En: “Jacob en Parker, dat is niet grappig. Ophouden, nu!”

De vijf minuten in de lift en naar de winkels leken een eeuwigheid te duren. Toen ze bij de Finola Pims-winkel aankwamen, verzamelde Tiffany de kinderen voor de ingang van de winkel.

“Luister allemaal,” zei ze hard fluisterend, terwijl ze voor hen bukte. “Jullie moeten echt heel erg stil zijn binnen, begrepen? Sta zo stil als een standbeeld en laat geen kik horen. Als dat wel gebeurt, zweer ik jullie dat ik naar het schoolbestuur stap en ervoor zorg dat de zomervakantie compleet wordt afgeschaft.” Ze keek naar de wezenloze gezichtjes om te zien of daar tekenen van verschrikking en aanvaarding op te zien waren.

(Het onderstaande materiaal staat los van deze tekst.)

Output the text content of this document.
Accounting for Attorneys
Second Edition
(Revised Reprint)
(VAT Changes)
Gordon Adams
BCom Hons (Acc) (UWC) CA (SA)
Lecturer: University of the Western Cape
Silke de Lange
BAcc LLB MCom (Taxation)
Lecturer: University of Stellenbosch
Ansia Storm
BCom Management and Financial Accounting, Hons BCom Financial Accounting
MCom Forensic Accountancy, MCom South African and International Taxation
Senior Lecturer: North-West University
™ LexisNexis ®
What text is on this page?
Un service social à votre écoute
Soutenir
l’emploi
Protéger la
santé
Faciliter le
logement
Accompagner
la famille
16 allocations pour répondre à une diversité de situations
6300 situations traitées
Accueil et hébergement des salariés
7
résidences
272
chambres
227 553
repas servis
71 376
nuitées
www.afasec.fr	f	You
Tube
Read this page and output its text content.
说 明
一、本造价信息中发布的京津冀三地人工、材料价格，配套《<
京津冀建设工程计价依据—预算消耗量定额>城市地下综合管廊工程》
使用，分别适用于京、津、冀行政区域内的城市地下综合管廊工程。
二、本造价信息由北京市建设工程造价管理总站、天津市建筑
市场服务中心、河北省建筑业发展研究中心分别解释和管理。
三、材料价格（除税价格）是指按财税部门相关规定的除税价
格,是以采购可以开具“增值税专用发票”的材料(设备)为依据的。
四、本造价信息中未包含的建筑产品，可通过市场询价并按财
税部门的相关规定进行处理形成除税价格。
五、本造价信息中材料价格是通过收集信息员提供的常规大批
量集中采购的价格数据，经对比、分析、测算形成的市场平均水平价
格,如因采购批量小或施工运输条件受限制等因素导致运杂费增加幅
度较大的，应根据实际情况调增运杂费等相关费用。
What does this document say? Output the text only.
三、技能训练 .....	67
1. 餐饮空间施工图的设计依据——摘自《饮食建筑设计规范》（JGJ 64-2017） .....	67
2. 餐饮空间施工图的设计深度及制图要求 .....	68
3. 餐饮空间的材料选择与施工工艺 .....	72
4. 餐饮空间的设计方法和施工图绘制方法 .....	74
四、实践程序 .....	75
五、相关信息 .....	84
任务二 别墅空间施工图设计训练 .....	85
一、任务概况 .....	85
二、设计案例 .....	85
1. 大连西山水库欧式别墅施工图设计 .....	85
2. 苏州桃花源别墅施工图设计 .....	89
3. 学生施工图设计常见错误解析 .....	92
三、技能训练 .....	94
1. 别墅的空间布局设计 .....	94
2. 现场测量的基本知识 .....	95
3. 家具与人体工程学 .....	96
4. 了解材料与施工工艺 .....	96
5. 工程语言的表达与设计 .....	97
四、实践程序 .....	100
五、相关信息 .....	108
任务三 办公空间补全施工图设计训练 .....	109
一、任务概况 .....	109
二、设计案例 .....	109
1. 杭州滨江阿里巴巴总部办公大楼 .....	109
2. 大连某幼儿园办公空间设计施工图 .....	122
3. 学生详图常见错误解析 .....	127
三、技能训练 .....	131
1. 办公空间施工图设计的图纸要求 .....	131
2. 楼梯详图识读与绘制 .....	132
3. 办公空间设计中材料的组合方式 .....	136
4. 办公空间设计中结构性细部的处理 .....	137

“Wat betekent ‘afschaffen’?” vroeg Jacob.

“Dat het er niet meer zal zijn,” zei ze met opgetrokken wenkbrauw. “De school zal het hele jaar doorgaan zonder zomervakantie.” Ze knikte erbij om haar woorden kracht bij te zetten.

Dat werkte. Nu zag ze de angstige, bleke snoetjes die ze wilde zien; de rechte ruggen, de gesloten monden. Dat leek er meer op.

“Mooi.” Ze stond op. “We gaan naar binnen.”

Ze marcheerden de winkel in als de Von Trappjes, in een zwijgende rij, rechtstreeks naar de kassa. Tiffany wachtte achter een vrouw die vol hing met sieraden die zo groot waren dat ze zich niet kon voorstellen dat ze echt waren. Aan de andere kant leek het totaal van haar aankopen wel aan te geven dat ze het echte werk kon betalen.

Al kon je natuurlijk hetzelfde over Tiffany’s aankopen zeggen.

“Kan ik u helpen?” vroeg een verkoopster, een lange spriet die eruitzag alsof ze een jaar of negentien was. Ze keek naar de tassen in Tiffany’s hand en de onmiskenbare hoop op een grote verkoopprovisie glinsterde in haar ogen.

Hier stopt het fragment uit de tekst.